Everybody must cut costs.
Now that Secretary of Defense Robert Gates has laid down the law, cost-cutting measures are coming swiftly from every direction. On June 4, Gates directed the military to take “deliberate and aggressive measures to protect critical current and future capabilities, ultimately securing real growth in the resources allocated to our war fighters.”
Submissions for cost-cutting are due by July 30, in time for Program Objectives Memorandum (POM) 2012 planning. Gates wants cuts everywhere. He assigned each military department and agency individual goals for fiscal 2012 through 2016. The cuts over that time total over $100 billion.

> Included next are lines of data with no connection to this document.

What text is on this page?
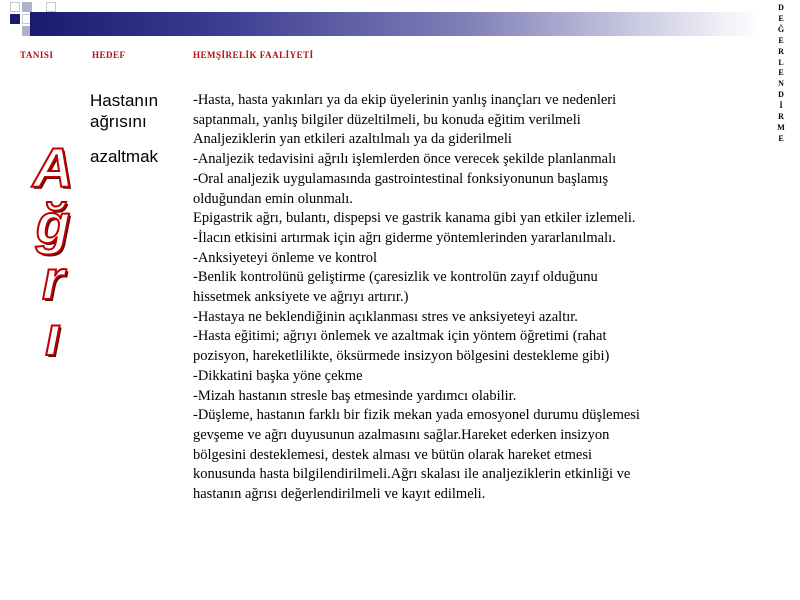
TANISI	HEDEF	HEMŞİRELİK FAALİYETİ
D
E
Ğ
E
R
L
E
N
D
İ
R
M
E
A
ğ
r
ı
Hastanın
ağrısını
azaltmak
-Hasta, hasta yakınları ya da ekip üyelerinin yanlış inançları ve nedenleri
saptanmalı, yanlış bilgiler düzeltilmeli, bu konuda eğitim verilmeli
Analjeziklerin yan etkileri azaltılmalı ya da giderilmeli
-Analjezik tedavisini ağrılı işlemlerden önce verecek şekilde planlanmalı
-Oral analjezik uygulamasında gastrointestinal fonksiyonunun başlamış
olduğundan emin olunmalı.
Epigastrik ağrı, bulantı, dispepsi ve gastrik kanama gibi yan etkiler izlemeli.
-İlacın etkisini artırmak için ağrı giderme yöntemlerinden yararlanılmalı.
-Anksiyeteyi önleme ve kontrol
-Benlik kontrolünü geliştirme (çaresizlik ve kontrolün zayıf olduğunu
hissetmek anksiyete ve ağrıyı artırır.)
-Hastaya ne beklendiğinin açıklanması stres ve anksiyeteyi azaltır.
-Hasta eğitimi; ağrıyı önlemek ve azaltmak için yöntem öğretimi (rahat
pozisyon, hareketlilikte, öksürmede insizyon bölgesini destekleme gibi)
-Dikkatini başka yöne çekme
-Mizah hastanın stresle baş etmesinde yardımcı olabilir.
-Düşleme, hastanın farklı bir fizik mekan yada emosyonel durumu düşlemesi
gevşeme ve ağrı duyusunun azalmasını sağlar.Hareket ederken insizyon
bölgesini desteklemesi, destek alması ve bütün olarak hareket etmesi
konusunda hasta bilgilendirilmeli.Ağrı skalası ile analjeziklerin etkinliği ve
hastanın ağrısı değerlendirilmeli ve kayıt edilmeli.
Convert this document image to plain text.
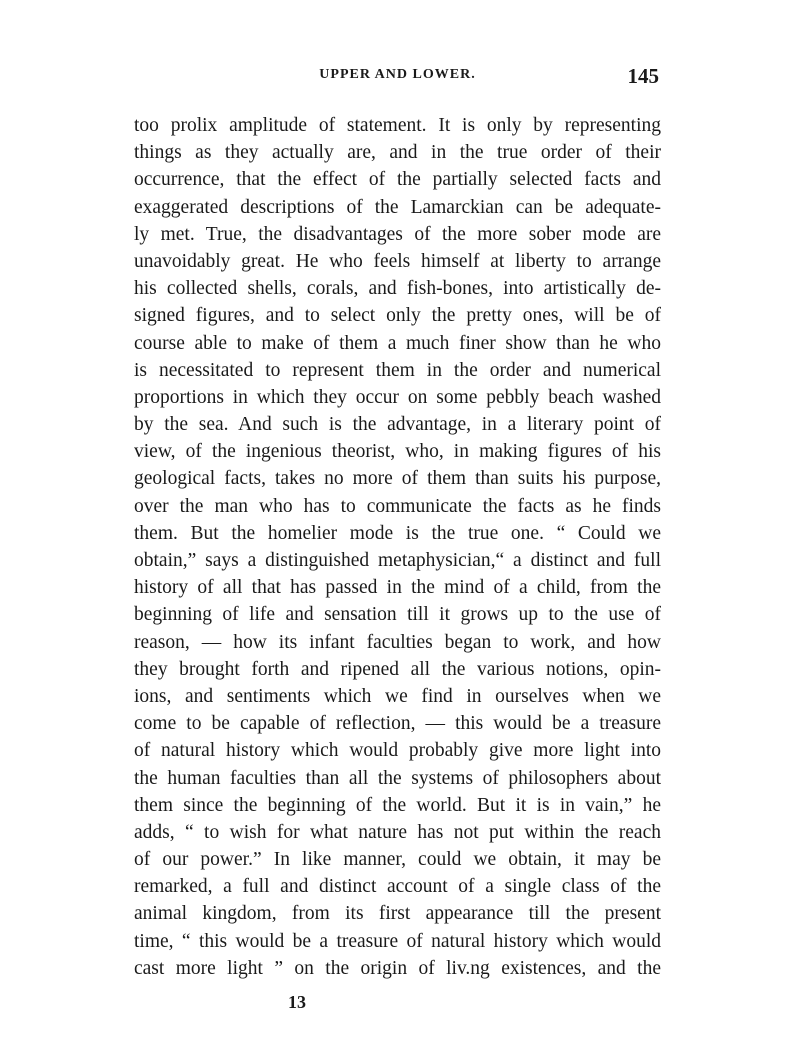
UPPER AND LOWER.	145
too prolix amplitude of statement. It is only by representing
things as they actually are, and in the true order of their
occurrence, that the effect of the partially selected facts and
exaggerated descriptions of the Lamarckian can be adequate-
ly met. True, the disadvantages of the more sober mode are
unavoidably great. He who feels himself at liberty to arrange
his collected shells, corals, and fish-bones, into artistically de-
signed figures, and to select only the pretty ones, will be of
course able to make of them a much finer show than he who
is necessitated to represent them in the order and numerical
proportions in which they occur on some pebbly beach washed
by the sea. And such is the advantage, in a literary point of
view, of the ingenious theorist, who, in making figures of his
geological facts, takes no more of them than suits his purpose,
over the man who has to communicate the facts as he finds
them. But the homelier mode is the true one. “ Could we
obtain,” says a distinguished metaphysician,“ a distinct and full
history of all that has passed in the mind of a child, from the
beginning of life and sensation till it grows up to the use of
reason, — how its infant faculties began to work, and how
they brought forth and ripened all the various notions, opin-
ions, and sentiments which we find in ourselves when we
come to be capable of reflection, — this would be a treasure
of natural history which would probably give more light into
the human faculties than all the systems of philosophers about
them since the beginning of the world. But it is in vain,” he
adds, “ to wish for what nature has not put within the reach
of our power.” In like manner, could we obtain, it may be
remarked, a full and distinct account of a single class of the
animal kingdom, from its first appearance till the present
time, “ this would be a treasure of natural history which would
cast more light ” on the origin of liv.ng existences, and the
13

Deputy Defense Secretary William Lynn also briefed extensively on necessary cuts in early June. He said that this is not a single process, but three. Nonessential programs (pure overhead) are taking up 40 percent of the budget. "We're trying to reduce that and shift the resources into the force structure and modernization accounts,” Lynn said. Within force structure and modernization, Lynn said changes seem to be on track. He cited the end of F-22 production and the cancellation of the VH 71 as well as the end of the alternate engine and end of the buy on the C-17 as “efficiencies.” The third piece of the puzzle, is to “improve the operating efficiencies of the department itself,” Lynn said. “We are talking about a flatter organization, fewer headquarters, smaller staffs, generally more efficiency.”
Interestingly, Lynn said “this is not an effort to reduce the defense budget. This is an effort to operate within the defense budgets we've been given.” Does this mean that cost-cutting isn't really cost-cutting? Lynn continued by saying “this is not about reducing the top line. This is about operating within a constrained topline and trying to get enough resources into that.”
Last but not least, one should not forget that Pentagon acquisitions chief Ashton Carter recently critiqued the Nunn-McCurdy process, calling it cumbersome and expensive. He said the Pentagon should be catching programs when they hit the 5% overage mark, or the 10 or 20% overage mark. A full evaluation of the Nunn-McCurdy process is due this week.
So with all this cost-cutting talk, where are the real savings and when are they going to show up? Programs seem to be getting canceled (a process that costs a bundle of money) and calls for greater attention to the requirements process and procurement seem to be getting louder. But the Pentagon keeps spending and spending and spending. Am I missing something?